Lídia Jorge escreveu e proferiu um discurso no 10 de Junho, celebrado este ano em Lagos, e rápidas como o rastilho mais reles e perigoso surgiram imagens da escritora com excertos falsos do mesmo discurso. Porque o que disse não interessa a alguns. Não dá jeito.

Do princípio ao fim, o discurso de Lídia Jorge reúne várias ideias que promovem o que hoje surge como impossível e indesejável: o pensamento. Perguntar quem somos, que seres humanos somos e que causas abraçamos, não importa, não é relevante. Pelo contrário, confronta directamente a agenda de muitos.

Um discurso humanista que recorda quem fomos com o nosso maior poeta, como o destratámos, e como fomos como colonizadores, está ao arrepio do que se pretende.

Todas as coisas são políticas. A literatura tem esse poder e, também por isso, os tempos são de calar os que se tornam inconvenientes. Ter memória e cultura é, repito-me, indesejável. Uma maçada, uma impertinência. Que seja colocado na boca de uma escritora frases que não disse e que estas levem a um ataque imediato é sinal dos tempos. No discurso de Lídia Jorge estão lá estes avisos, essa ideia de que a rapidez da tecnologia é uma contra-revolução que confunde, mente, subverte. Leiam o discurso.
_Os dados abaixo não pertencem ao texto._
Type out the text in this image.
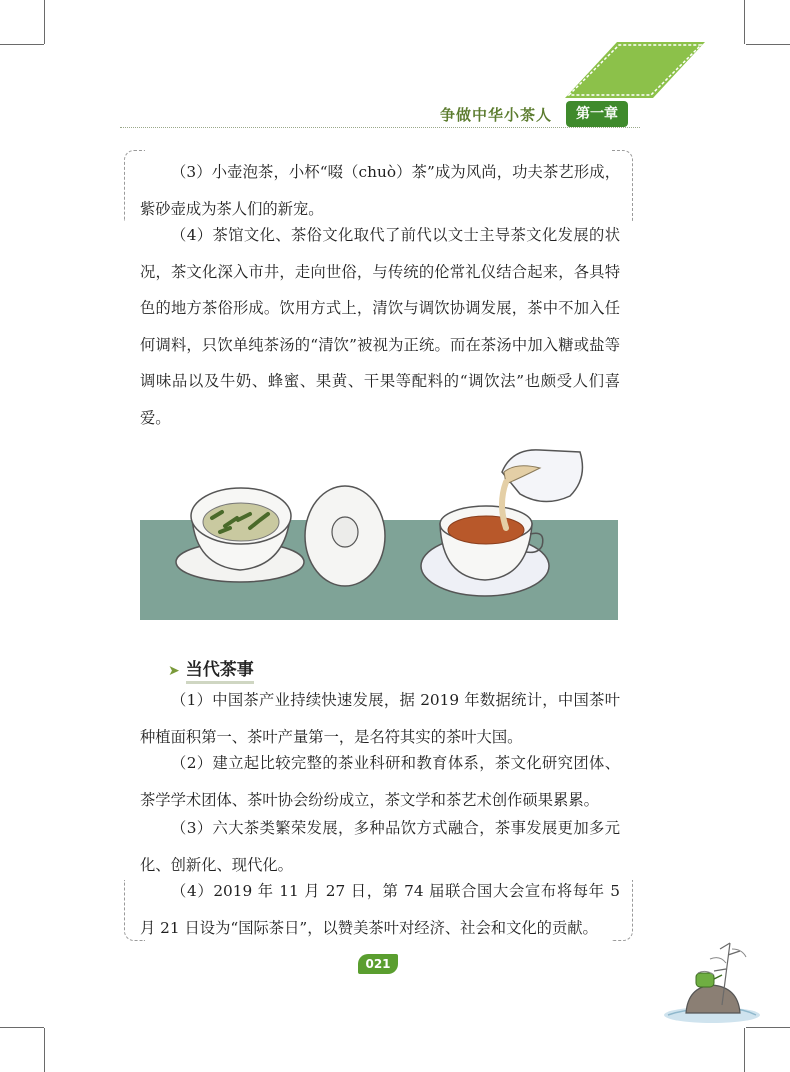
争做中华小茶人	第一章

（3）小壶泡茶，小杯“啜（chuò）茶”成为风尚，功夫茶艺形成，紫砂壶成为茶人们的新宠。

（4）茶馆文化、茶俗文化取代了前代以文士主导茶文化发展的状况，茶文化深入市井，走向世俗，与传统的伦常礼仪结合起来，各具特色的地方茶俗形成。饮用方式上，清饮与调饮协调发展，茶中不加入任何调料，只饮单纯茶汤的“清饮”被视为正统。而在茶汤中加入糖或盐等调味品以及牛奶、蜂蜜、果黄、干果等配料的“调饮法”也颇受人们喜爱。

➤ 当代茶事

（1）中国茶产业持续快速发展，据 2019 年数据统计，中国茶叶种植面积第一、茶叶产量第一，是名符其实的茶叶大国。

（2）建立起比较完整的茶业科研和教育体系，茶文化研究团体、茶学学术团体、茶叶协会纷纷成立，茶文学和茶艺术创作硕果累累。

（3）六大茶类繁荣发展，多种品饮方式融合，茶事发展更加多元化、创新化、现代化。

（4）2019 年 11 月 27 日，第 74 届联合国大会宣布将每年 5 月 21 日设为“国际茶日”，以赞美茶叶对经济、社会和文化的贡献。

021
Trata-se de um tratado de promoção de pensamento e de debate democrático, livre, humanista. O resto, o que por aí anda a desdizer e a construir outras realidades, é poderoso, decerto, mas só nos faz mal. Não nos leva ao futuro que deveríamos desejar, não está impregnado de boas ideias ou de intenções saudáveis. Não vos deixais condicionar pela maldade. Camões sabia o que era a maldade, escreveu sobre ela. Os tempos são outros dirão. Está certo, mas a maldade é igual, o fito é o mesmo: o poder de pôr o pé em cima do outro, a submissão do mais fraco, a inveja a corroer. Os tempos precisam de discursos como este. Façamos por o cumprir, entender e fazer melhor.